The recently published BEPS Action plan should be seen as a real opportunity for Ireland, and its Foreign Direct Investment strategy.
The new BEPS rules, which link Substance (such as real decision making and R&D) to where profits are taxed should result in multinationals continuing to affirm Ireland as a good location to invest in and conduct business from.
Ireland has operated a substance based FDI strategy for decades.
Whilst the Irish government may need to look at income tax rates in order to ensure that senior decision makers locate here, the fact that that "Substance" strategy has already resulted in significant multinationals setting up real operations here should see Ireland, and its attractive 12.5% Corporate tax rate, continue to attract real investment.
The Organisation for Economic Co-operation and Development has published its proposals to bring about the biggest change to the way multinational companies pay Corporation Tax since the 1920s.

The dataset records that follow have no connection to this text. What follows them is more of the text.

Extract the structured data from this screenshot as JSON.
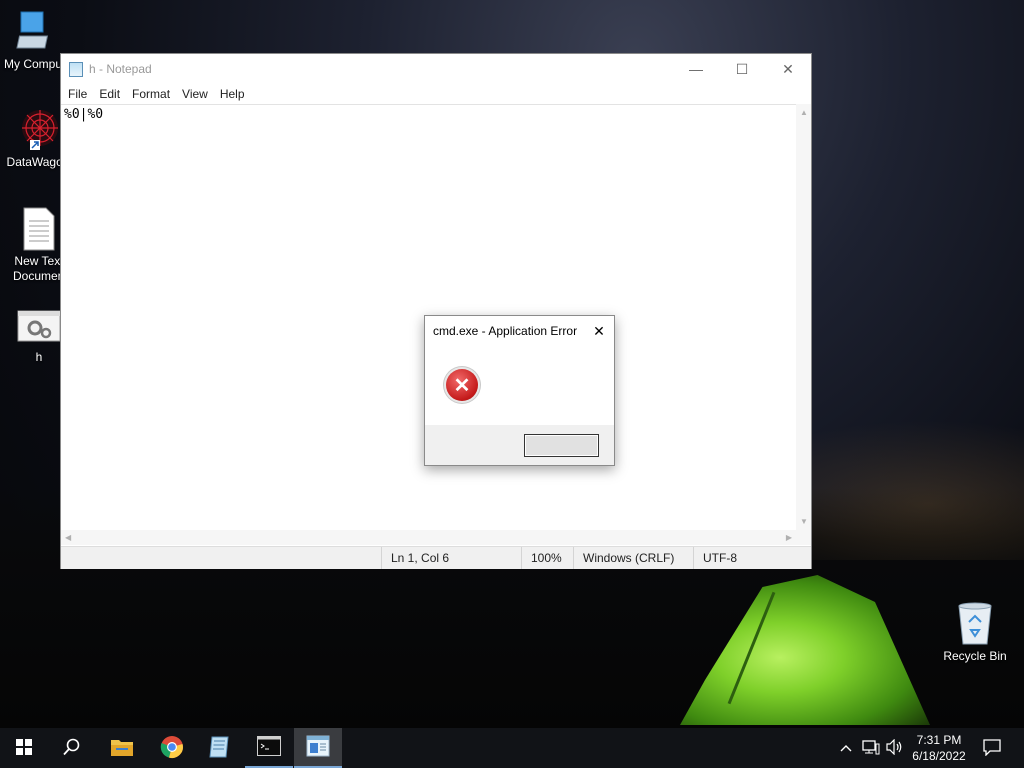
{
  "desktop": {
    "icons": [
      {
        "label": "My Compu"
      },
      {
        "label": "DataWagon"
      },
      {
        "label": "New Text Document"
      },
      {
        "label": "h"
      },
      {
        "label": "Recycle Bin"
      }
    ]
  },
  "notepad": {
    "title": "h - Notepad",
    "menu": [
      "File",
      "Edit",
      "Format",
      "View",
      "Help"
    ],
    "content": "%0|%0",
    "status": {
      "position": "Ln 1, Col 6",
      "zoom": "100%",
      "line_ending": "Windows (CRLF)",
      "encoding": "UTF-8"
    },
    "window_buttons": {
      "minimize": "—",
      "maximize": "☐",
      "close": "✕"
    }
  },
  "dialog": {
    "title": "cmd.exe - Application Error",
    "close": "✕",
    "icon": "error-icon",
    "ok_label": ""
  },
  "taskbar": {
    "time": "7:31 PM",
    "date": "6/18/2022",
    "items": [
      "start-icon",
      "search-icon",
      "file-explorer-icon",
      "chrome-icon",
      "notepad-pinned-icon",
      "cmd-icon",
      "notepad-icon"
    ]
  },
  "colors": {
    "accent": "#7aa7d6",
    "error": "#c41a1a",
    "tent": "#7fd02a"
  }
}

The plan aims to ensure that multinational companies pay tax in the countries where profits are made, not shifted to the lowest cost jurisdiction.
BEPS is supported by the 20 most important developed and emerging economies, including the EU and US.
The plans aim to clamp down on aggressive tax planning through updating tax rules, such as those on transfer pricing and interest deductibility in business transactions within multinational companies, and requiring them to report their activities on a country by country basis.